EM BRANCO
Lua (Lu Oncken)

Os aniversários passavam em branco. Mas não foi sempre assim. Houve tempos em que eram comemorados. E como! A família em volta da mesa, o bolo, o “Parabéns pra Você”, os presentes. E todos aguardando o grande final. O sopro. E os pedidos. Secretos pedidos. Em um desses sopros, pediu um marido. Estava cansada da vida de solteira. E sempre teve o sonho dourado do casamento. Um marido companheiro, ela queria. Um marido romântico. Um que a acompanhasse em seus passeios. Soprou. Pediu um marido. Um homem bom. No sopro, só pensou nisso. Não deu tempo de pensar no companheiro, festeiro e romântico. 

Já havia passado dos 30. Era tempo em que as mulheres casavam-se aos 20 e poucos. Estava namorando um homem bom. Levou-a ao cinema uma vez. Saia e blusa bem cortados, sapato combinando com a bolsa, luvas. Impecável. Esperava seu homem bom. E iam comer pastel, ou tomar sorvete. E ele fogoso. E ela virgem. Casaram-se. Foram morar na casa da mãe dele. Não era bem o que esperava. Mas na pressa do sopro, daquele aniversário, esqueceu-se dos detalhes. 

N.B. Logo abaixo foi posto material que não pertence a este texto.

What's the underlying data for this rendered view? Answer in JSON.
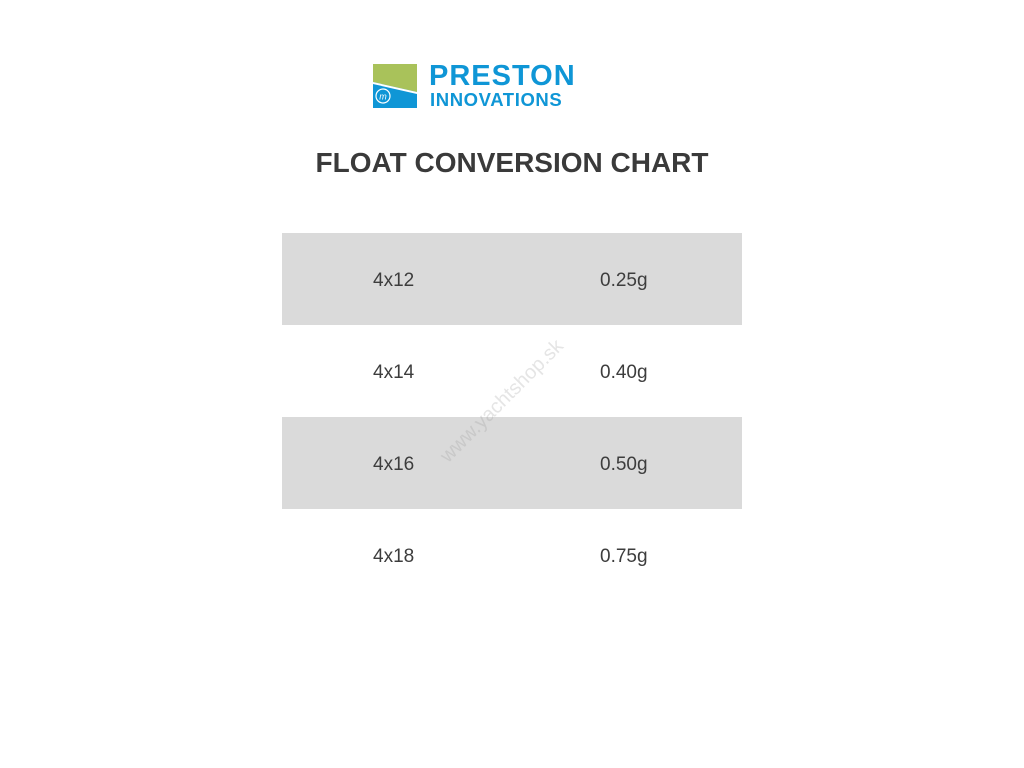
{
  "logo": {
    "line1": "PRESTON",
    "line2": "INNOVATIONS",
    "colors": {
      "blue": "#0f96d6",
      "green": "#a9c25a"
    }
  },
  "title": "FLOAT CONVERSION CHART",
  "rows": [
    {
      "size": "4x12",
      "weight": "0.25g"
    },
    {
      "size": "4x14",
      "weight": "0.40g"
    },
    {
      "size": "4x16",
      "weight": "0.50g"
    },
    {
      "size": "4x18",
      "weight": "0.75g"
    }
  ],
  "watermark": "www.yachtshop.sk"
}
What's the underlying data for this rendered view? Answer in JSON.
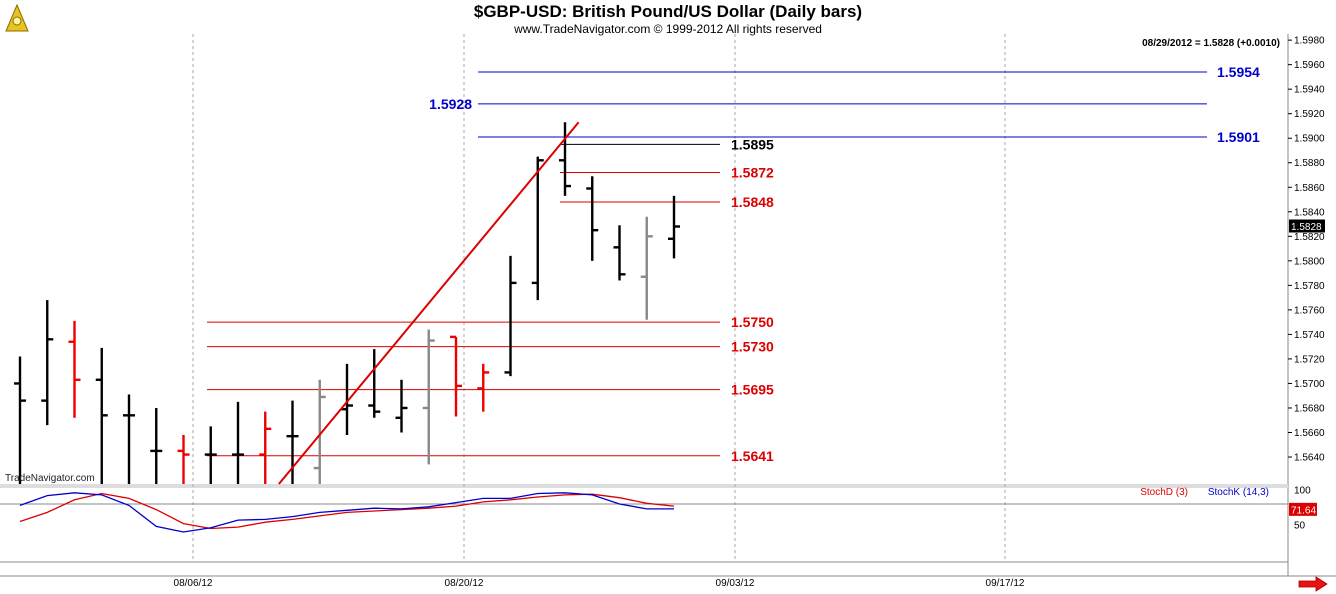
{
  "header": {
    "title": "$GBP-USD:  British Pound/US Dollar  (Daily bars)",
    "subtitle": "www.TradeNavigator.com © 1999-2012 All rights reserved",
    "last_quote": "08/29/2012 = 1.5828 (+0.0010)",
    "watermark": "TradeNavigator.com"
  },
  "colors": {
    "up": "#000000",
    "down": "#ee0000",
    "neutral": "#888888",
    "blue": "#0000cc",
    "red": "#dd0000"
  },
  "chart_data": {
    "type": "bar",
    "y_ticks": [
      "1.5640",
      "1.5660",
      "1.5680",
      "1.5700",
      "1.5720",
      "1.5740",
      "1.5760",
      "1.5780",
      "1.5800",
      "1.5820",
      "1.5840",
      "1.5860",
      "1.5880",
      "1.5900",
      "1.5920",
      "1.5940",
      "1.5960",
      "1.5980"
    ],
    "ylim": [
      1.5618,
      1.5985
    ],
    "x_labels": [
      "08/06/12",
      "08/20/12",
      "09/03/12",
      "09/17/12"
    ],
    "last_price_label": "1.5828",
    "bars": [
      {
        "o": 1.57,
        "h": 1.5722,
        "l": 1.5618,
        "c": 1.5686,
        "col": "up"
      },
      {
        "o": 1.5686,
        "h": 1.5768,
        "l": 1.5666,
        "c": 1.5736,
        "col": "up"
      },
      {
        "o": 1.5734,
        "h": 1.5751,
        "l": 1.5672,
        "c": 1.5703,
        "col": "down"
      },
      {
        "o": 1.5703,
        "h": 1.5729,
        "l": 1.5618,
        "c": 1.5674,
        "col": "up"
      },
      {
        "o": 1.5674,
        "h": 1.5691,
        "l": 1.5618,
        "c": 1.5674,
        "col": "up"
      },
      {
        "o": 1.5645,
        "h": 1.568,
        "l": 1.5618,
        "c": 1.5645,
        "col": "up"
      },
      {
        "o": 1.5645,
        "h": 1.5658,
        "l": 1.5618,
        "c": 1.5642,
        "col": "down"
      },
      {
        "o": 1.5642,
        "h": 1.5665,
        "l": 1.5618,
        "c": 1.5642,
        "col": "up"
      },
      {
        "o": 1.5642,
        "h": 1.5685,
        "l": 1.5618,
        "c": 1.5642,
        "col": "up"
      },
      {
        "o": 1.5642,
        "h": 1.5677,
        "l": 1.5618,
        "c": 1.5663,
        "col": "down"
      },
      {
        "o": 1.5657,
        "h": 1.5686,
        "l": 1.5618,
        "c": 1.5657,
        "col": "up"
      },
      {
        "o": 1.5631,
        "h": 1.5703,
        "l": 1.5618,
        "c": 1.5689,
        "col": "neutral"
      },
      {
        "o": 1.5679,
        "h": 1.5716,
        "l": 1.5658,
        "c": 1.5682,
        "col": "up"
      },
      {
        "o": 1.5682,
        "h": 1.5728,
        "l": 1.5672,
        "c": 1.5677,
        "col": "up"
      },
      {
        "o": 1.5672,
        "h": 1.5703,
        "l": 1.566,
        "c": 1.568,
        "col": "up"
      },
      {
        "o": 1.568,
        "h": 1.5744,
        "l": 1.5634,
        "c": 1.5735,
        "col": "neutral"
      },
      {
        "o": 1.5738,
        "h": 1.5738,
        "l": 1.5673,
        "c": 1.5698,
        "col": "down"
      },
      {
        "o": 1.5696,
        "h": 1.5716,
        "l": 1.5677,
        "c": 1.5709,
        "col": "down"
      },
      {
        "o": 1.5709,
        "h": 1.5804,
        "l": 1.5706,
        "c": 1.5782,
        "col": "up"
      },
      {
        "o": 1.5782,
        "h": 1.5885,
        "l": 1.5768,
        "c": 1.5882,
        "col": "up"
      },
      {
        "o": 1.5882,
        "h": 1.5913,
        "l": 1.5853,
        "c": 1.5861,
        "col": "up"
      },
      {
        "o": 1.5859,
        "h": 1.5869,
        "l": 1.58,
        "c": 1.5825,
        "col": "up"
      },
      {
        "o": 1.5811,
        "h": 1.5829,
        "l": 1.5784,
        "c": 1.5789,
        "col": "up"
      },
      {
        "o": 1.5787,
        "h": 1.5836,
        "l": 1.5752,
        "c": 1.582,
        "col": "neutral"
      },
      {
        "o": 1.5818,
        "h": 1.5853,
        "l": 1.5802,
        "c": 1.5828,
        "col": "up"
      }
    ],
    "levels": [
      {
        "value": 1.5954,
        "label": "1.5954",
        "color": "blue",
        "side": "right"
      },
      {
        "value": 1.5928,
        "label": "1.5928",
        "color": "blue",
        "side": "left"
      },
      {
        "value": 1.5901,
        "label": "1.5901",
        "color": "blue",
        "side": "right"
      },
      {
        "value": 1.5895,
        "label": "1.5895",
        "color": "black",
        "side": "mid"
      },
      {
        "value": 1.5872,
        "label": "1.5872",
        "color": "red",
        "side": "mid"
      },
      {
        "value": 1.5848,
        "label": "1.5848",
        "color": "red",
        "side": "mid"
      },
      {
        "value": 1.575,
        "label": "1.5750",
        "color": "red",
        "side": "mid"
      },
      {
        "value": 1.573,
        "label": "1.5730",
        "color": "red",
        "side": "mid"
      },
      {
        "value": 1.5695,
        "label": "1.5695",
        "color": "red",
        "side": "mid"
      },
      {
        "value": 1.5641,
        "label": "1.5641",
        "color": "red",
        "side": "mid"
      }
    ],
    "trendline": {
      "from": [
        9.5,
        1.5618
      ],
      "to": [
        20.5,
        1.5913
      ]
    },
    "stochastic": {
      "label_d": "StochD (3)",
      "label_k": "StochK (14,3)",
      "ticks": [
        "100",
        "50"
      ],
      "current_label": "71.64",
      "k_values": [
        78,
        92,
        96,
        93,
        78,
        48,
        40,
        46,
        57,
        58,
        62,
        68,
        71,
        74,
        73,
        76,
        82,
        88,
        88,
        95,
        96,
        93,
        80,
        73,
        73
      ],
      "d_values": [
        55,
        68,
        86,
        95,
        88,
        72,
        52,
        45,
        47,
        54,
        58,
        63,
        68,
        70,
        72,
        74,
        77,
        83,
        86,
        90,
        93,
        94,
        89,
        81,
        77
      ]
    }
  }
}
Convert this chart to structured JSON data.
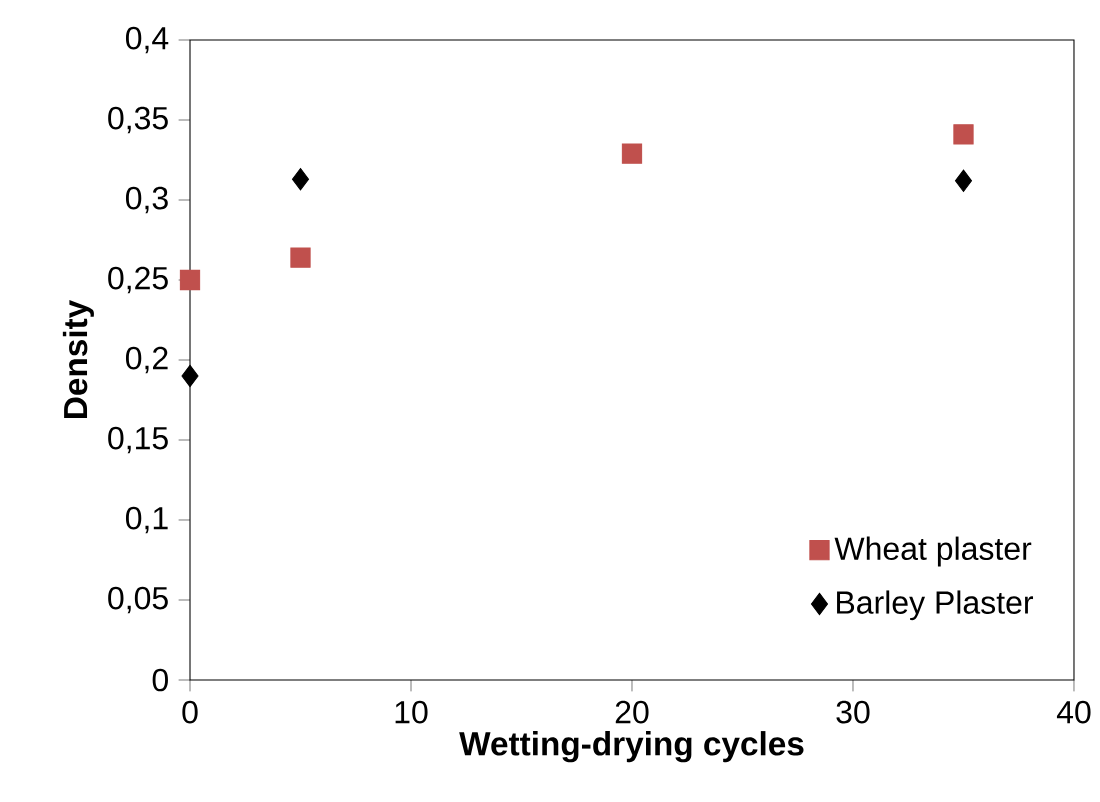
{
  "chart_data": {
    "type": "scatter",
    "xlabel": "Wetting-drying cycles",
    "ylabel": "Density",
    "xlim": [
      0,
      40
    ],
    "xticks": [
      0,
      10,
      20,
      30,
      40
    ],
    "ylim": [
      0,
      0.4
    ],
    "yticks": [
      0,
      {
        "value": 0.05,
        "label": "0,05"
      },
      {
        "value": 0.1,
        "label": "0,1"
      },
      {
        "value": 0.15,
        "label": "0,15"
      },
      {
        "value": 0.2,
        "label": "0,2"
      },
      {
        "value": 0.25,
        "label": "0,25"
      },
      {
        "value": 0.3,
        "label": "0,3"
      },
      {
        "value": 0.35,
        "label": "0,35"
      },
      {
        "value": 0.4,
        "label": "0,4"
      }
    ],
    "series": [
      {
        "name": "Wheat plaster",
        "color": "#c0504d",
        "marker": "square",
        "x": [
          0,
          5,
          20,
          35
        ],
        "values": [
          0.25,
          0.264,
          0.329,
          0.341
        ]
      },
      {
        "name": "Barley Plaster",
        "color": "#000000",
        "marker": "diamond",
        "x": [
          0,
          5,
          35
        ],
        "values": [
          0.19,
          0.313,
          0.312
        ]
      }
    ],
    "grid": false,
    "legend": "bottom right"
  }
}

Teria se arrependido tanto disso. Os elogios se foram depois do sim no altar da Igreja, vestida de branco. E os beijos, e os abraços, só na cama, na hora do sexo. O que para ela era uma obrigação de mulher. E assim foi. Não se falavam muito ao chegar em casa. Não havia privacidade. A sogra estava sempre rondando. E vieram os filhos. E foram-se os aniversários. A festa deu lugar ao silêncio. Na casa da sogra, não se comemoravam aniversários. Para quem viveu a guerra, festa era desperdício. 

Mas ela não perdia as esperanças. A cada aniversário esperava uma flor, um beijo, um presente. Nada. Nem um “Feliz Aniversário”. Nem uma palavra de consolo. Nada. Os aniversários agora passavam em branco. Não só o seu, mas os de casamento. Nos dele, às vezes um bolo que ela fazia carinhosamente. Como ele mesmo não se lembrava do próprio aniversário, comia o bolo como se fosse um dia qualquer. 

A flor, o beijo, a palavra de consolo nunca vieram. Ela esquecera dos detalhes. Na pressa do sopro, o pedido foi incompleto. Mas tinha um homem bom ao seu lado. O sustento, o amor aos filhos. Nisso ele era bom. Era honesto, trabalhador, fiel. Nisso ele era bom. Não bebia, não fumava, não se metia em encrenca. Como era bom. Era capaz de tudo pelos filhos, um bom pai.

Não podia reclamar. Seu pedido foi atendido. Mas sua vida passou como aquele sopro. Leve, suave, sem emoções. Incompleto. Talvez preferisse uma ventania, um sopro forte e curto, mas intenso. Não teve a oportunidade de mudar o rumo de sua vida. Não havia mais sopros. Durante mais de 30 anos, os aniversários passaram em branco. Sem bolo, sem choro, nem vela. Nem sopro, nem pedidos.